Unless your systems have no network devices this vuln provides a tasty reward for being able to get any kind of RCE into your box. Most of the systems I care about are not air gapped. I don't imagine many others are either.
It's an LPE that goes back years. It affects at least 3 generations of Debian servers. >5 years of some rolling distros. And instead of the kernel team telling the distro security guys ahead of time so they could do their jobs and keep us users from getting screwed they got no warning and woke up to baddies in a feeding frenzy.
Also, LPEs are how minor holes turn into rootkitted servers. But I expect most people here already know that.
In a story that includes an RCE, you basically just assume LPE. The LPE isn’t a reward, it’s just table stakes. It’s the RCE that would be noteworthy.

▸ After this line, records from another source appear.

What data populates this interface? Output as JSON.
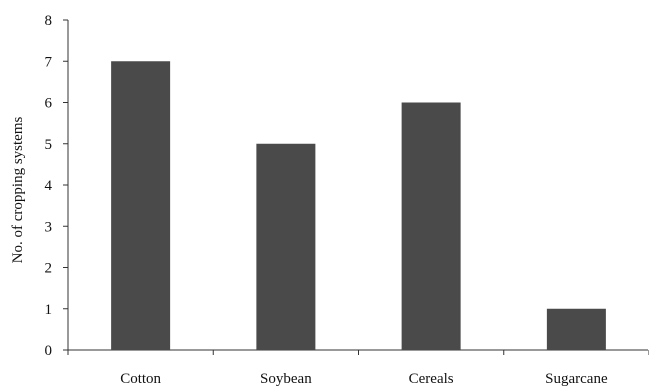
{
  "chart_data": {
    "type": "bar",
    "title": "",
    "xlabel": "",
    "ylabel": "No. of cropping systems",
    "categories": [
      "Cotton",
      "Soybean",
      "Cereals",
      "Sugarcane"
    ],
    "values": [
      7,
      5,
      6,
      1
    ],
    "ylim": [
      0,
      8
    ],
    "yticks": [
      "0",
      "1",
      "2",
      "3",
      "4",
      "5",
      "6",
      "7",
      "8"
    ],
    "bar_color": "#4a4a4a",
    "grid": false,
    "legend": "none"
  }
}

Your assessment of the impact of this vulnerability is just wrong, and your level of panic about a “feeding frenzy” affecting anybody outside of hosted services where multiple users share a kernel is also wrong.
Now, y'all tell me, since I'm not a web guy. How hard is it going to be to tweak this lovely little pathogen into some kind of browser exploit? It just needs to be combined with a sandbox escape to work on current versions, right? Difficult but quite worth investing the time and effort to develop if that's your line of business. If that happens, every at-risk Tails user is going to have to stay offline for a while, unless they want to play the drone lottery.
Or how about chaining it with any of the as-yet unpatched bugs in gawd-only-knows how many web services out there that have poor input sanitization code? That bug now graduates from a DoS crash causer to a root grab. Good luck stopping it with your fancy AI Behavioral Analysis security tools. They better be fast. The sploit is going to do its work in two packets, maybe three. Fun times.
Lucky for us systems monkeys, it's not like anybody is spending billions of dollars to develop vuln finding AI tools right at this very second. So there shouldn't be many unpatched web services holes.
Oh, wait.
Of course, as the grey hats can already tell you, the really delicious part of this thing is how it's going to become the LPE tool of first resort for any APT that's already inside ur base killin ur doodz.
Nothingburger? This nothingburger is going to root a million OS instances before we know what hit us.